I started by washing and drying 5 glass bottles I purchased at the container store. I just washed them out with soap and water, then I dried them in a warm oven. This not only makes sure they are bone dry, but they also get sterilized in the process.
Once the glasses were nice and dry, I filled them up with a pretty arbitrary amount of chopped almonds, lavender, coffee beans, lemon peel, and vanilla beans. Making extract isn’t really an exact science. The more of ingredients you put in the bottle, the more intense the flavor will be. But you can also get an intense flavor by letting those ingredients sit in the vodka for a longer period of time.
Then I just topped off each bottle with vodka. It doesn’t have to be the best vodka around, but don’t go too cheap. You want to make sure that the extract tastes like coffee or vanilla, not flavored vodka.
Unfortunately, unlike other recipes, you won’t be able to enjoy this one for at least 4-6 weeks. To get a rich and flavorful extract, the vanilla beans, coffee beans, almonds, lemon peel, lavender buds, etc. need to sit and release their flavor for quite a while. But if you are patient, you will have yourself some great, homemade extracts that can be used for any of your baking purposes.

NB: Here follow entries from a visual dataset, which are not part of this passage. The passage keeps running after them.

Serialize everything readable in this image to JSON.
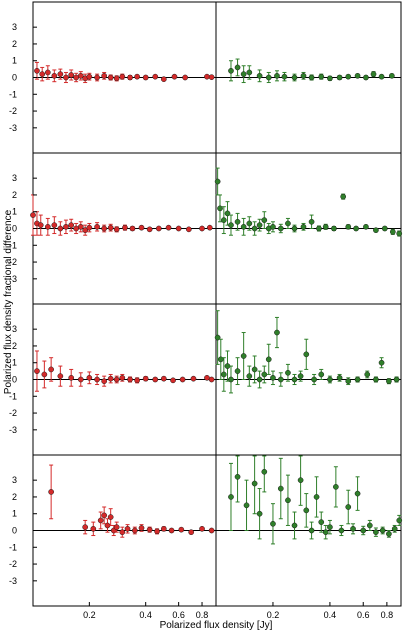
{
  "chart_data": {
    "type": "scatter",
    "xlabel": "Polarized flux density [Jy]",
    "ylabel": "Polarized flux density fractional difference",
    "x_scale": "log",
    "xlim_left": [
      0.1,
      0.95
    ],
    "xlim_right": [
      0.1,
      0.95
    ],
    "xticks": [
      {
        "value": 0.2,
        "label": "0.2"
      },
      {
        "value": 0.4,
        "label": "0.4"
      },
      {
        "value": 0.6,
        "label": "0.6"
      },
      {
        "value": 0.8,
        "label": "0.8"
      }
    ],
    "ylim": [
      -4.5,
      4.5
    ],
    "yticks": [
      {
        "value": 3,
        "label": "3"
      },
      {
        "value": 2,
        "label": "2"
      },
      {
        "value": 1,
        "label": "1"
      },
      {
        "value": 0,
        "label": "0"
      },
      {
        "value": -1,
        "label": "-1"
      },
      {
        "value": -2,
        "label": "-2"
      },
      {
        "value": -3,
        "label": "-3"
      }
    ],
    "colors": {
      "left": "#d42a2a",
      "right": "#2f7f2a",
      "zero_line": "#000000"
    },
    "rows": [
      {
        "left": [
          {
            "x": 0.105,
            "y": 0.4,
            "e": 0.5
          },
          {
            "x": 0.112,
            "y": 0.2,
            "e": 0.4
          },
          {
            "x": 0.12,
            "y": 0.3,
            "e": 0.4
          },
          {
            "x": 0.13,
            "y": 0.1,
            "e": 0.35
          },
          {
            "x": 0.14,
            "y": 0.2,
            "e": 0.3
          },
          {
            "x": 0.15,
            "y": 0.0,
            "e": 0.3
          },
          {
            "x": 0.16,
            "y": 0.15,
            "e": 0.3
          },
          {
            "x": 0.17,
            "y": 0.0,
            "e": 0.25
          },
          {
            "x": 0.18,
            "y": 0.1,
            "e": 0.25
          },
          {
            "x": 0.19,
            "y": -0.05,
            "e": 0.25
          },
          {
            "x": 0.2,
            "y": 0.05,
            "e": 0.2
          },
          {
            "x": 0.22,
            "y": 0.0,
            "e": 0.2
          },
          {
            "x": 0.24,
            "y": 0.1,
            "e": 0.2
          },
          {
            "x": 0.26,
            "y": 0.0,
            "e": 0.15
          },
          {
            "x": 0.28,
            "y": -0.05,
            "e": 0.15
          },
          {
            "x": 0.3,
            "y": 0.05,
            "e": 0.15
          },
          {
            "x": 0.33,
            "y": 0.0,
            "e": 0.12
          },
          {
            "x": 0.36,
            "y": 0.05,
            "e": 0.1
          },
          {
            "x": 0.4,
            "y": 0.0,
            "e": 0.1
          },
          {
            "x": 0.45,
            "y": 0.05,
            "e": 0.08
          },
          {
            "x": 0.5,
            "y": -0.1,
            "e": 0.08
          },
          {
            "x": 0.57,
            "y": 0.05,
            "e": 0.06
          },
          {
            "x": 0.65,
            "y": 0.0,
            "e": 0.06
          },
          {
            "x": 0.85,
            "y": 0.05,
            "e": 0.05
          },
          {
            "x": 0.9,
            "y": 0.02,
            "e": 0.05
          }
        ],
        "right": [
          {
            "x": 0.12,
            "y": 0.4,
            "e": 0.6
          },
          {
            "x": 0.13,
            "y": 0.6,
            "e": 0.5
          },
          {
            "x": 0.14,
            "y": 0.2,
            "e": 0.5
          },
          {
            "x": 0.15,
            "y": 0.3,
            "e": 0.4
          },
          {
            "x": 0.17,
            "y": 0.1,
            "e": 0.35
          },
          {
            "x": 0.19,
            "y": 0.0,
            "e": 0.3
          },
          {
            "x": 0.21,
            "y": 0.1,
            "e": 0.3
          },
          {
            "x": 0.23,
            "y": 0.05,
            "e": 0.25
          },
          {
            "x": 0.26,
            "y": 0.0,
            "e": 0.2
          },
          {
            "x": 0.29,
            "y": 0.1,
            "e": 0.2
          },
          {
            "x": 0.32,
            "y": 0.0,
            "e": 0.15
          },
          {
            "x": 0.36,
            "y": 0.05,
            "e": 0.15
          },
          {
            "x": 0.4,
            "y": -0.05,
            "e": 0.12
          },
          {
            "x": 0.45,
            "y": 0.0,
            "e": 0.12
          },
          {
            "x": 0.5,
            "y": 0.05,
            "e": 0.1
          },
          {
            "x": 0.56,
            "y": 0.1,
            "e": 0.1
          },
          {
            "x": 0.62,
            "y": 0.0,
            "e": 0.1
          },
          {
            "x": 0.68,
            "y": 0.2,
            "e": 0.15
          },
          {
            "x": 0.75,
            "y": 0.05,
            "e": 0.1
          },
          {
            "x": 0.85,
            "y": 0.1,
            "e": 0.1
          }
        ]
      },
      {
        "left": [
          {
            "x": 0.1,
            "y": 0.8,
            "e": 1.2
          },
          {
            "x": 0.105,
            "y": 0.3,
            "e": 0.7
          },
          {
            "x": 0.11,
            "y": 0.2,
            "e": 0.6
          },
          {
            "x": 0.12,
            "y": 0.1,
            "e": 0.5
          },
          {
            "x": 0.13,
            "y": 0.2,
            "e": 0.5
          },
          {
            "x": 0.14,
            "y": 0.0,
            "e": 0.4
          },
          {
            "x": 0.15,
            "y": 0.1,
            "e": 0.4
          },
          {
            "x": 0.16,
            "y": 0.2,
            "e": 0.35
          },
          {
            "x": 0.17,
            "y": 0.0,
            "e": 0.3
          },
          {
            "x": 0.18,
            "y": 0.1,
            "e": 0.3
          },
          {
            "x": 0.19,
            "y": -0.1,
            "e": 0.3
          },
          {
            "x": 0.2,
            "y": 0.05,
            "e": 0.25
          },
          {
            "x": 0.22,
            "y": 0.1,
            "e": 0.25
          },
          {
            "x": 0.24,
            "y": 0.0,
            "e": 0.2
          },
          {
            "x": 0.26,
            "y": 0.05,
            "e": 0.2
          },
          {
            "x": 0.28,
            "y": -0.05,
            "e": 0.15
          },
          {
            "x": 0.31,
            "y": 0.05,
            "e": 0.15
          },
          {
            "x": 0.34,
            "y": 0.0,
            "e": 0.12
          },
          {
            "x": 0.38,
            "y": 0.05,
            "e": 0.1
          },
          {
            "x": 0.42,
            "y": -0.05,
            "e": 0.1
          },
          {
            "x": 0.47,
            "y": 0.0,
            "e": 0.08
          },
          {
            "x": 0.53,
            "y": 0.05,
            "e": 0.08
          },
          {
            "x": 0.6,
            "y": 0.0,
            "e": 0.06
          },
          {
            "x": 0.68,
            "y": -0.05,
            "e": 0.06
          },
          {
            "x": 0.8,
            "y": 0.0,
            "e": 0.05
          },
          {
            "x": 0.88,
            "y": 0.05,
            "e": 0.05
          }
        ],
        "right": [
          {
            "x": 0.102,
            "y": 2.8,
            "e": 0.8
          },
          {
            "x": 0.105,
            "y": 1.2,
            "e": 0.8
          },
          {
            "x": 0.11,
            "y": 0.5,
            "e": 0.8
          },
          {
            "x": 0.115,
            "y": 0.9,
            "e": 0.7
          },
          {
            "x": 0.12,
            "y": 0.2,
            "e": 0.6
          },
          {
            "x": 0.13,
            "y": 0.4,
            "e": 0.5
          },
          {
            "x": 0.14,
            "y": 0.1,
            "e": 0.5
          },
          {
            "x": 0.15,
            "y": 0.3,
            "e": 0.4
          },
          {
            "x": 0.16,
            "y": 0.0,
            "e": 0.4
          },
          {
            "x": 0.17,
            "y": 0.2,
            "e": 0.35
          },
          {
            "x": 0.18,
            "y": 0.5,
            "e": 0.5
          },
          {
            "x": 0.19,
            "y": 0.0,
            "e": 0.3
          },
          {
            "x": 0.2,
            "y": 0.1,
            "e": 0.3
          },
          {
            "x": 0.22,
            "y": 0.0,
            "e": 0.25
          },
          {
            "x": 0.24,
            "y": 0.3,
            "e": 0.3
          },
          {
            "x": 0.26,
            "y": 0.0,
            "e": 0.2
          },
          {
            "x": 0.29,
            "y": 0.1,
            "e": 0.2
          },
          {
            "x": 0.32,
            "y": 0.4,
            "e": 0.4
          },
          {
            "x": 0.35,
            "y": 0.0,
            "e": 0.15
          },
          {
            "x": 0.38,
            "y": 0.1,
            "e": 0.15
          },
          {
            "x": 0.42,
            "y": 0.0,
            "e": 0.12
          },
          {
            "x": 0.47,
            "y": 1.9,
            "e": 0.15
          },
          {
            "x": 0.5,
            "y": 0.1,
            "e": 0.12
          },
          {
            "x": 0.55,
            "y": 0.0,
            "e": 0.1
          },
          {
            "x": 0.62,
            "y": 0.1,
            "e": 0.1
          },
          {
            "x": 0.7,
            "y": -0.1,
            "e": 0.1
          },
          {
            "x": 0.78,
            "y": 0.0,
            "e": 0.1
          },
          {
            "x": 0.86,
            "y": -0.2,
            "e": 0.15
          },
          {
            "x": 0.93,
            "y": -0.3,
            "e": 0.15
          }
        ]
      },
      {
        "left": [
          {
            "x": 0.105,
            "y": 0.5,
            "e": 1.2
          },
          {
            "x": 0.115,
            "y": 0.3,
            "e": 0.8
          },
          {
            "x": 0.125,
            "y": 0.6,
            "e": 0.7
          },
          {
            "x": 0.14,
            "y": 0.2,
            "e": 0.6
          },
          {
            "x": 0.16,
            "y": 0.1,
            "e": 0.5
          },
          {
            "x": 0.18,
            "y": 0.0,
            "e": 0.4
          },
          {
            "x": 0.2,
            "y": 0.1,
            "e": 0.35
          },
          {
            "x": 0.22,
            "y": 0.0,
            "e": 0.3
          },
          {
            "x": 0.24,
            "y": -0.1,
            "e": 0.3
          },
          {
            "x": 0.26,
            "y": 0.05,
            "e": 0.25
          },
          {
            "x": 0.28,
            "y": 0.0,
            "e": 0.2
          },
          {
            "x": 0.3,
            "y": 0.1,
            "e": 0.2
          },
          {
            "x": 0.33,
            "y": 0.0,
            "e": 0.15
          },
          {
            "x": 0.36,
            "y": -0.05,
            "e": 0.15
          },
          {
            "x": 0.4,
            "y": 0.05,
            "e": 0.12
          },
          {
            "x": 0.45,
            "y": 0.0,
            "e": 0.1
          },
          {
            "x": 0.5,
            "y": 0.05,
            "e": 0.1
          },
          {
            "x": 0.56,
            "y": -0.05,
            "e": 0.08
          },
          {
            "x": 0.63,
            "y": 0.0,
            "e": 0.08
          },
          {
            "x": 0.72,
            "y": 0.05,
            "e": 0.06
          },
          {
            "x": 0.85,
            "y": 0.1,
            "e": 0.06
          },
          {
            "x": 0.9,
            "y": 0.0,
            "e": 0.05
          }
        ],
        "right": [
          {
            "x": 0.102,
            "y": 2.5,
            "e": 1.6
          },
          {
            "x": 0.106,
            "y": 1.2,
            "e": 1.2
          },
          {
            "x": 0.11,
            "y": 0.3,
            "e": 1.0
          },
          {
            "x": 0.115,
            "y": 0.8,
            "e": 0.9
          },
          {
            "x": 0.12,
            "y": 0.0,
            "e": 0.8
          },
          {
            "x": 0.13,
            "y": 0.5,
            "e": 0.8
          },
          {
            "x": 0.14,
            "y": 1.4,
            "e": 1.4
          },
          {
            "x": 0.15,
            "y": 0.2,
            "e": 0.6
          },
          {
            "x": 0.16,
            "y": 0.6,
            "e": 0.8
          },
          {
            "x": 0.17,
            "y": 0.0,
            "e": 0.5
          },
          {
            "x": 0.18,
            "y": 0.3,
            "e": 0.5
          },
          {
            "x": 0.19,
            "y": 1.2,
            "e": 0.9
          },
          {
            "x": 0.2,
            "y": 0.1,
            "e": 0.4
          },
          {
            "x": 0.21,
            "y": 2.8,
            "e": 0.9
          },
          {
            "x": 0.22,
            "y": 0.0,
            "e": 0.4
          },
          {
            "x": 0.24,
            "y": 0.4,
            "e": 0.5
          },
          {
            "x": 0.26,
            "y": 0.0,
            "e": 0.3
          },
          {
            "x": 0.28,
            "y": 0.2,
            "e": 0.3
          },
          {
            "x": 0.3,
            "y": 1.5,
            "e": 0.9
          },
          {
            "x": 0.33,
            "y": 0.0,
            "e": 0.3
          },
          {
            "x": 0.36,
            "y": 0.3,
            "e": 0.3
          },
          {
            "x": 0.4,
            "y": 0.0,
            "e": 0.2
          },
          {
            "x": 0.45,
            "y": 0.1,
            "e": 0.2
          },
          {
            "x": 0.5,
            "y": -0.1,
            "e": 0.2
          },
          {
            "x": 0.56,
            "y": 0.0,
            "e": 0.15
          },
          {
            "x": 0.63,
            "y": 0.3,
            "e": 0.2
          },
          {
            "x": 0.7,
            "y": 0.0,
            "e": 0.15
          },
          {
            "x": 0.75,
            "y": 1.0,
            "e": 0.3
          },
          {
            "x": 0.82,
            "y": -0.1,
            "e": 0.15
          },
          {
            "x": 0.9,
            "y": 0.0,
            "e": 0.15
          }
        ]
      },
      {
        "left": [
          {
            "x": 0.125,
            "y": 2.3,
            "e": 1.6
          },
          {
            "x": 0.19,
            "y": 0.2,
            "e": 0.4
          },
          {
            "x": 0.21,
            "y": 0.1,
            "e": 0.4
          },
          {
            "x": 0.23,
            "y": 0.6,
            "e": 0.5
          },
          {
            "x": 0.24,
            "y": 0.9,
            "e": 0.5
          },
          {
            "x": 0.25,
            "y": 0.3,
            "e": 0.4
          },
          {
            "x": 0.26,
            "y": 0.8,
            "e": 0.5
          },
          {
            "x": 0.27,
            "y": 0.0,
            "e": 0.3
          },
          {
            "x": 0.28,
            "y": 0.2,
            "e": 0.3
          },
          {
            "x": 0.3,
            "y": -0.1,
            "e": 0.3
          },
          {
            "x": 0.32,
            "y": 0.1,
            "e": 0.25
          },
          {
            "x": 0.35,
            "y": 0.0,
            "e": 0.2
          },
          {
            "x": 0.38,
            "y": 0.15,
            "e": 0.2
          },
          {
            "x": 0.42,
            "y": 0.05,
            "e": 0.15
          },
          {
            "x": 0.46,
            "y": -0.05,
            "e": 0.15
          },
          {
            "x": 0.5,
            "y": 0.1,
            "e": 0.12
          },
          {
            "x": 0.55,
            "y": 0.0,
            "e": 0.1
          },
          {
            "x": 0.62,
            "y": 0.05,
            "e": 0.1
          },
          {
            "x": 0.7,
            "y": -0.1,
            "e": 0.1
          },
          {
            "x": 0.8,
            "y": 0.1,
            "e": 0.08
          },
          {
            "x": 0.9,
            "y": 0.0,
            "e": 0.08
          }
        ],
        "right": [
          {
            "x": 0.12,
            "y": 2.0,
            "e": 2.0
          },
          {
            "x": 0.13,
            "y": 3.2,
            "e": 1.5
          },
          {
            "x": 0.145,
            "y": 1.5,
            "e": 1.5
          },
          {
            "x": 0.16,
            "y": 2.8,
            "e": 1.8
          },
          {
            "x": 0.17,
            "y": 1.0,
            "e": 1.5
          },
          {
            "x": 0.18,
            "y": 3.5,
            "e": 1.2
          },
          {
            "x": 0.2,
            "y": 0.4,
            "e": 1.2
          },
          {
            "x": 0.22,
            "y": 2.5,
            "e": 1.8
          },
          {
            "x": 0.24,
            "y": 1.8,
            "e": 1.5
          },
          {
            "x": 0.26,
            "y": 0.3,
            "e": 0.8
          },
          {
            "x": 0.28,
            "y": 3.0,
            "e": 1.5
          },
          {
            "x": 0.3,
            "y": 1.2,
            "e": 1.0
          },
          {
            "x": 0.32,
            "y": 0.0,
            "e": 0.5
          },
          {
            "x": 0.34,
            "y": 2.0,
            "e": 1.2
          },
          {
            "x": 0.36,
            "y": 0.5,
            "e": 0.6
          },
          {
            "x": 0.38,
            "y": -0.1,
            "e": 0.4
          },
          {
            "x": 0.4,
            "y": 0.2,
            "e": 0.4
          },
          {
            "x": 0.43,
            "y": 2.6,
            "e": 1.2
          },
          {
            "x": 0.46,
            "y": 0.0,
            "e": 0.3
          },
          {
            "x": 0.5,
            "y": 1.4,
            "e": 1.0
          },
          {
            "x": 0.53,
            "y": 0.1,
            "e": 0.3
          },
          {
            "x": 0.56,
            "y": 2.2,
            "e": 1.0
          },
          {
            "x": 0.6,
            "y": 0.0,
            "e": 0.25
          },
          {
            "x": 0.65,
            "y": 0.3,
            "e": 0.3
          },
          {
            "x": 0.7,
            "y": -0.1,
            "e": 0.25
          },
          {
            "x": 0.76,
            "y": 0.0,
            "e": 0.2
          },
          {
            "x": 0.82,
            "y": -0.2,
            "e": 0.2
          },
          {
            "x": 0.88,
            "y": 0.1,
            "e": 0.2
          },
          {
            "x": 0.93,
            "y": 0.6,
            "e": 0.3
          }
        ]
      }
    ]
  }
}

For some of the extracts, you may want to strain out beans/buds/nuts. For instance, I strained out the coffee beans, almonds, and lavender buds. But I kept the vanilla bean and lemon peel. Both are big enough that they won’t be poured out when I use the extract. Plus, I can keep topping off the bottle after use.
Just a side note, the coffee extract is very strong so use sparingly. And the almond extract is not as strong as the store bough variety. Honestly, I will probably stick with my store-bought almond extract.
Have you made any other type of extract?